Хотел подойти сразу, да оробел – что он скажет ей? Она – мужнина жена, с дитем. И чего только зазря два дня ходил, в голове даже не сложил, что делать, ежели ее увидит. Потому пристроился за пани Качинской, поплелся, как собака по заячьему следу. Дошел таким манером до Ямского рынка, посмотрел, как Альбинка в рядах наполняет плетеную корзинку снедью, как торгуется. Пару раз даже совсем близко подбирался, так, что руку протяни – и вот она, золотая прядка, что из-под платка выбилась.

Опять не подошел. Потащился за ней дальше, по Боровой, да на Николаевскую. И упустил! Пока обошел какого-то ширококостного мастерового, упустил девку! Заметался, заозирался, нырнул в арку – а ну как она срезать дворами решила? Выбежал на свет – и получил прямо под дых! Согнулся пополам – и еще по фуражке получил, да так, что та слетела и колобком прямо в лужу откатилась.

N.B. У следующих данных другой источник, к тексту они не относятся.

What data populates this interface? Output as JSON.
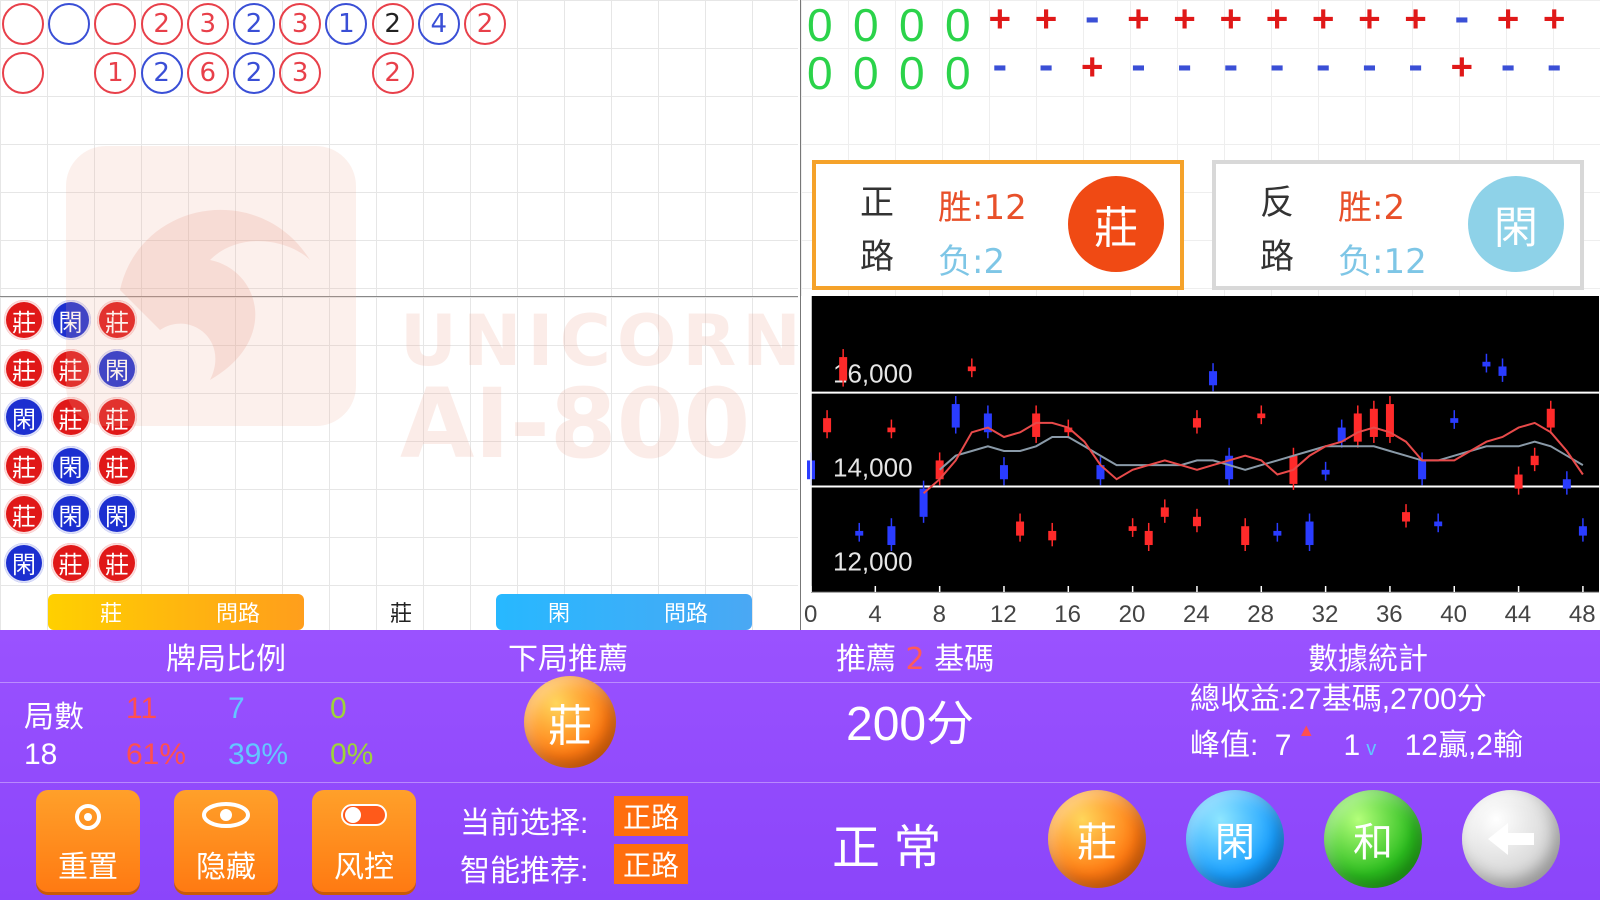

– Ты чего это, шнырь, за мной ходишь? Я тебя еще в мясном ряду приметила! А ну, дворника сейчас кликну! Ох!.. Францишек…

Корзинка бухнулась наземь, покатилась капустная голова к поблескивающей козырьком из лужи фуражке.

Как сидели после прямо на земле, как ревела в голос Альбинка, да и сам Франц слезы по роже размазывал, лучше и не вспоминать – и тошно, и стыдно, и по сей день под ложечкой ломит. Проговорили чуть не до темноты. Про то, что выдал отец ее силой, польстившись на рассказы Адама о красотах жизни в русской столице. Про то, что жили они с мужем ладно, мирно, как все. Про то, что Адам любил и жену, и дочь. И дочь его любила. А жена?.. Что жена… Жене любить не обязательно. Про то, как горбатил Франц сперва на хозяина, потом уж на себя, три года без продыху, про то, как из Ягелло и Франца Яновича стал в слободе Лебедем, просто Иванычем и первейшим мастером по лошадиной упряжи – про то промолчал. Об чем уж тут говорить?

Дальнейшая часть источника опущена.